The View from 5th Avenue

The View at Two – 30 March 2021

More Q’s than A’s…Perhaps a bit of window dressing going on in Europe before tomorrow’s quarter coming to an end, but the same can’t currently be said for the US. Although US indices are attempting a reversal out of red as I type, volumes are meagre and things still feel unsettled from the Archegos fallout that has yet to be completely quantified ($10bn hit to banks speculated). Either way, the very banks who were burdened yesterday, are benefitting today (WFC +2%, GS +1.6%, MS +1.5%) as each one raises their hands to say “not it.” At the same time, March consumer confidence exploded from 90.4 (revised lower) in Feb to 109.7 in March - the highest since March 2020, helping classic reopening plays benefit (American Airlines (+2.1%), United Airlines (UAL +3%) and Carnival (+3.3%) are all spiking). However, there has been no tapping of brakes on the reflation trade. Vaccine rollouts / infrastructure bills / inflation coming: none of these narratives are new, but their pull is simply too strong for yields to sit still for long. The 10-yr is still below the 2% level at 1.721, but that feels like a magnet at this point.
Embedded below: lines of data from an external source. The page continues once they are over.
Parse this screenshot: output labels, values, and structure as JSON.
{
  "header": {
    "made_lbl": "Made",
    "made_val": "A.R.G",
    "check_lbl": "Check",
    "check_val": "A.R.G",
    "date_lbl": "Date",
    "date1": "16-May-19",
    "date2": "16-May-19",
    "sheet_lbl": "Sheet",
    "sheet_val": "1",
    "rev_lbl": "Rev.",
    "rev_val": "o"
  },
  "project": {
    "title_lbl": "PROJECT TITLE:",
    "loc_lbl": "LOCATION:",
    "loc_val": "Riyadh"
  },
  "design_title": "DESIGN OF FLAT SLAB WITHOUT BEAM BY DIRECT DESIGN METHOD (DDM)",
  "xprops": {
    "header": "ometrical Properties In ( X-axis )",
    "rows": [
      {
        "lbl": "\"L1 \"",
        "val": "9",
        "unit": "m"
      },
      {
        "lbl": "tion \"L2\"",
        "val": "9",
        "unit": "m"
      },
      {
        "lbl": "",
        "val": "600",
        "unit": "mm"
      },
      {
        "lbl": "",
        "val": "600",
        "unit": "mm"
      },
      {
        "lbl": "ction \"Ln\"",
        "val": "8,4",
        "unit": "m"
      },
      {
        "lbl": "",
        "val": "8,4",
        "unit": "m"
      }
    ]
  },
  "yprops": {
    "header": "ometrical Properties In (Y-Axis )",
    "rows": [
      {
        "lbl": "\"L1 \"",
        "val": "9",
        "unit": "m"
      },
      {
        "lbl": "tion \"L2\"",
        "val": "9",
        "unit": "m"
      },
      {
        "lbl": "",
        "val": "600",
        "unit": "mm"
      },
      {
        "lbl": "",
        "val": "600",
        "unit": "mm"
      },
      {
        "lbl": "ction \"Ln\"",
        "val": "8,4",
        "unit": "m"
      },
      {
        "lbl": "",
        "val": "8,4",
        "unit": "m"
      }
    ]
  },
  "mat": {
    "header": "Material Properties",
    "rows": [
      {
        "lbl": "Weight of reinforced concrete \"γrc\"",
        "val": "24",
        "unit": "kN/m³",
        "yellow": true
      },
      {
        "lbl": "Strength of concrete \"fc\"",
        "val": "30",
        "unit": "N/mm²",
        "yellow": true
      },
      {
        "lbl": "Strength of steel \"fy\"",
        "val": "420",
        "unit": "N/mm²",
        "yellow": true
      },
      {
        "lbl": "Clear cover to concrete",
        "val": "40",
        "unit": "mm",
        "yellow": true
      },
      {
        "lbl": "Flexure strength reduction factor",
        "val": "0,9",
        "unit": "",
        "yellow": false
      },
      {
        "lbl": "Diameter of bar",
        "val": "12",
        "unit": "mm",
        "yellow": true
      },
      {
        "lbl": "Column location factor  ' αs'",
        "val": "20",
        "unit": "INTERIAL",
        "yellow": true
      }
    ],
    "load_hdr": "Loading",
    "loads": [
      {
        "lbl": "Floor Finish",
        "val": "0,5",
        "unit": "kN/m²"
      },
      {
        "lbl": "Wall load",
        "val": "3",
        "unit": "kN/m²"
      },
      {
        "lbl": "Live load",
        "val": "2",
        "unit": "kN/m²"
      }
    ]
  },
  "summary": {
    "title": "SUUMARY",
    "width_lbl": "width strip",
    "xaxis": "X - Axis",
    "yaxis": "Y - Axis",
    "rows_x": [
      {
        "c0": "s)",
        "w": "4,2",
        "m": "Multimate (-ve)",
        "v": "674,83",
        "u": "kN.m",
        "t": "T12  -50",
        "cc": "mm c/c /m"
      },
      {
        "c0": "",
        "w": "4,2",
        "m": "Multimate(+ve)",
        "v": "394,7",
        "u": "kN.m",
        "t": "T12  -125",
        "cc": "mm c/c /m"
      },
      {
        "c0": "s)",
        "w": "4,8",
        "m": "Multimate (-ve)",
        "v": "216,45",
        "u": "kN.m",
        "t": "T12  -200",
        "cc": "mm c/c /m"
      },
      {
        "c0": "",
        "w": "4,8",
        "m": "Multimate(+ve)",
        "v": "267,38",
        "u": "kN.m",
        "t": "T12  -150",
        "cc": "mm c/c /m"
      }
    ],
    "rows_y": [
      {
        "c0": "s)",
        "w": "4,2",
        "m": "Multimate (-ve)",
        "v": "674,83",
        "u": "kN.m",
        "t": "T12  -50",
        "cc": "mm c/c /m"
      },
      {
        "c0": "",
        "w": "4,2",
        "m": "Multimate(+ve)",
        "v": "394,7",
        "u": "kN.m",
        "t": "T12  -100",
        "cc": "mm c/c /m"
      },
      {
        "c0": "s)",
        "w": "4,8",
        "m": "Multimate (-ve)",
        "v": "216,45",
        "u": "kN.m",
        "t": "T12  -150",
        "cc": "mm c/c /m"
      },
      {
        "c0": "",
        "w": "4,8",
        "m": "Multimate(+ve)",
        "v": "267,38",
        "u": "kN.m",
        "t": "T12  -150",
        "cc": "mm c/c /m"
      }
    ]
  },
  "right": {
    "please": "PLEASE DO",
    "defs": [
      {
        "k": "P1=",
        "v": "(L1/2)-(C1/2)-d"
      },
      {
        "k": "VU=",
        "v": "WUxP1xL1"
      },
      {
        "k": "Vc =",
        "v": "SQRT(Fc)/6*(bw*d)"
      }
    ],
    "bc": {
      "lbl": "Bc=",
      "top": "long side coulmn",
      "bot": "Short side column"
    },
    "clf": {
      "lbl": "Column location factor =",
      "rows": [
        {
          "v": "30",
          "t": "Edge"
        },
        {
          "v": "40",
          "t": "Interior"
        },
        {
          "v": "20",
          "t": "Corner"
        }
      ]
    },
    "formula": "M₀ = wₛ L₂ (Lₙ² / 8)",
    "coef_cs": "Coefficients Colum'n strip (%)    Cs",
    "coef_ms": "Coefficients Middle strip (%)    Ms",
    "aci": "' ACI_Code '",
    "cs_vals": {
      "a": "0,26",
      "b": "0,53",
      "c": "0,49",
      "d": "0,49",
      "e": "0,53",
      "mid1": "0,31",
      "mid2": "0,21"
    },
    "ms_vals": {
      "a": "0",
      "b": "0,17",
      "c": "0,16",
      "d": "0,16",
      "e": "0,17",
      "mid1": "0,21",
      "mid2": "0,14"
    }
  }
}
It’s a tale of two stories for yields – fear of inflation vs. optimism about the economy, and it seems the latter is winning as investors see rising earnings growth expectations, historically low corporate borrowing costs and pent-up consumer demand. The spotlight is now leaning towards NFPs on Friday, but in the meantime we can expect some quarter-end rebal swings and an update from President Biden on his infrastructure plan. Still a lot to digest before Peter Cottontail struts into town.